John Hattie, de onderwijsprofessor achter een van de meest bekende meta-studies over studentenresultaten van de afgelopen jaren, stelt dat de lesmethode waarbij de leraar een gids wordt - met minimale interventie - bijna in directe tegenstelling staat tot wat succesvolle lesmethoden zijn.
Het lijdt geen twijfel dat de pedagogische ideeën van de jaren 1990 niet hebben geleid tot beter onderwijs. Desondanks, of misschien wel juist daardoor, is er weinig discussie onder ons onderwijsonderzoekers die hebben bijgedragen aan het ondermijnen van het lerarenberoep. Het is nochtans gepast om onszelf en het schooldebat dat we de afgelopen twintig jaar hebben gevoerd, onder de loep te nemen.

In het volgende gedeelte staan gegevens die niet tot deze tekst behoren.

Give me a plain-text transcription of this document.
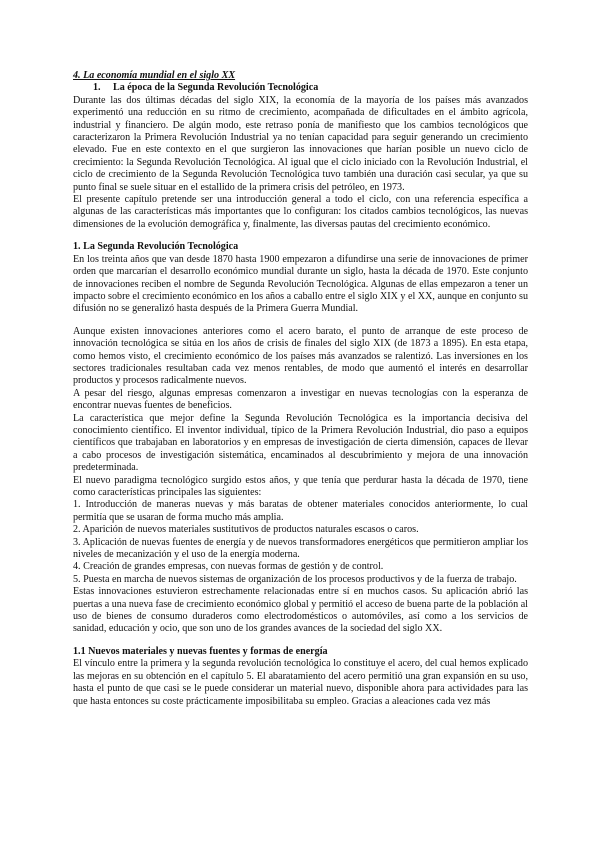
4. La economía mundial en el siglo XX

1. La época de la Segunda Revolución Tecnológica

Durante las dos últimas décadas del siglo XIX, la economía de la mayoría de los países más avanzados experimentó una reducción en su ritmo de crecimiento, acompañada de dificultades en el ámbito agrícola, industrial y financiero. De algún modo, este retraso ponía de manifiesto que los cambios tecnológicos que caracterizaron la Primera Revolución Industrial ya no tenían capacidad para seguir generando un crecimiento elevado. Fue en este contexto en el que surgieron las innovaciones que harían posible un nuevo ciclo de crecimiento: la Segunda Revolución Tecnológica. Al igual que el ciclo iniciado con la Revolución Industrial, el ciclo de crecimiento de la Segunda Revolución Tecnológica tuvo también una duración casi secular, ya que su punto final se suele situar en el estallido de la primera crisis del petróleo, en 1973.

El presente capítulo pretende ser una introducción general a todo el ciclo, con una referencia específica a algunas de las características más importantes que lo configuran: los citados cambios tecnológicos, las nuevas dimensiones de la evolución demográfica y, finalmente, las diversas pautas del crecimiento económico.

1. La Segunda Revolución Tecnológica

En los treinta años que van desde 1870 hasta 1900 empezaron a difundirse una serie de innovaciones de primer orden que marcarían el desarrollo económico mundial durante un siglo, hasta la década de 1970. Este conjunto de innovaciones reciben el nombre de Segunda Revolución Tecnológica. Algunas de ellas empezaron a tener un impacto sobre el crecimiento económico en los años a caballo entre el siglo XIX y el XX, aunque en conjunto su difusión no se generalizó hasta después de la Primera Guerra Mundial.

Aunque existen innovaciones anteriores como el acero barato, el punto de arranque de este proceso de innovación tecnológica se sitúa en los años de crisis de finales del siglo XIX (de 1873 a 1895). En esta etapa, como hemos visto, el crecimiento económico de los países más avanzados se ralentizó. Las inversiones en los sectores tradicionales resultaban cada vez menos rentables, de modo que aumentó el interés en desarrollar productos y procesos radicalmente nuevos.

A pesar del riesgo, algunas empresas comenzaron a investigar en nuevas tecnologías con la esperanza de encontrar nuevas fuentes de beneficios.

La característica que mejor define la Segunda Revolución Tecnológica es la importancia decisiva del conocimiento científico. El inventor individual, típico de la Primera Revolución Industrial, dio paso a equipos científicos que trabajaban en laboratorios y en empresas de investigación de cierta dimensión, capaces de llevar a cabo procesos de investigación sistemática, encaminados al descubrimiento y mejora de una innovación predeterminada.

El nuevo paradigma tecnológico surgido estos años, y que tenía que perdurar hasta la década de 1970, tiene como características principales las siguientes:

1. Introducción de maneras nuevas y más baratas de obtener materiales conocidos anteriormente, lo cual permitía que se usaran de forma mucho más amplia.

2. Aparición de nuevos materiales sustitutivos de productos naturales escasos o caros.

3. Aplicación de nuevas fuentes de energía y de nuevos transformadores energéticos que permitieron ampliar los niveles de mecanización y el uso de la energía moderna.

4. Creación de grandes empresas, con nuevas formas de gestión y de control.

5. Puesta en marcha de nuevos sistemas de organización de los procesos productivos y de la fuerza de trabajo.

Estas innovaciones estuvieron estrechamente relacionadas entre sí en muchos casos. Su aplicación abrió las puertas a una nueva fase de crecimiento económico global y permitió el acceso de buena parte de la población al uso de bienes de consumo duraderos como electrodomésticos o automóviles, así como a los servicios de sanidad, educación y ocio, que son uno de los grandes avances de la sociedad del siglo XX.

1.1 Nuevos materiales y nuevas fuentes y formas de energía

El vínculo entre la primera y la segunda revolución tecnológica lo constituye el acero, del cual hemos explicado las mejoras en su obtención en el capítulo 5. El abaratamiento del acero permitió una gran expansión en su uso, hasta el punto de que casi se le puede considerar un material nuevo, disponible ahora para actividades para las que hasta entonces su coste prácticamente imposibilitaba su empleo. Gracias a aleaciones cada vez más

Zo'n kritische evaluatie van de ideeën van de jaren 1990 over de ideale leraar voor de toekomst zou een belangrijke bijdrage leveren aan het verhogen van de status van het lerarenberoep in Zweden. Het zou wonden kunnen helen tussen de leraren en de onderwijsonderzoekers die ook lerarenopleidigen leiden. Het zou leiden tot eerherstel voor de leraren die erin geslaagd zijn weerstand te bieden aan de pedagogische trends door opnieuw hun sturende lerarenrol te beklemtonen.
Het zou kunnen betekenen dat leraren hun professionele identiteit weer met trots in een historisch perspectief kunnen bekijken.
Voor mijn optreden en uitspraken destijds op het podium van Kulturhuset ben ik diep bedroefd en wil ik mijn excuses aanbieden aan de Zweedse leraren. Ik hoop hierin het goede voorbeeld te geven en kijk nu reikhalzend uit naar meer collega's die verantwoordelijkheid nemen voor het nefaste pedagogische klimaat waaraan zij hebben bijgedragen.
Ook de auteurs achter Skola för bildning SOU 1992:94 nodig ik hiertoe uit.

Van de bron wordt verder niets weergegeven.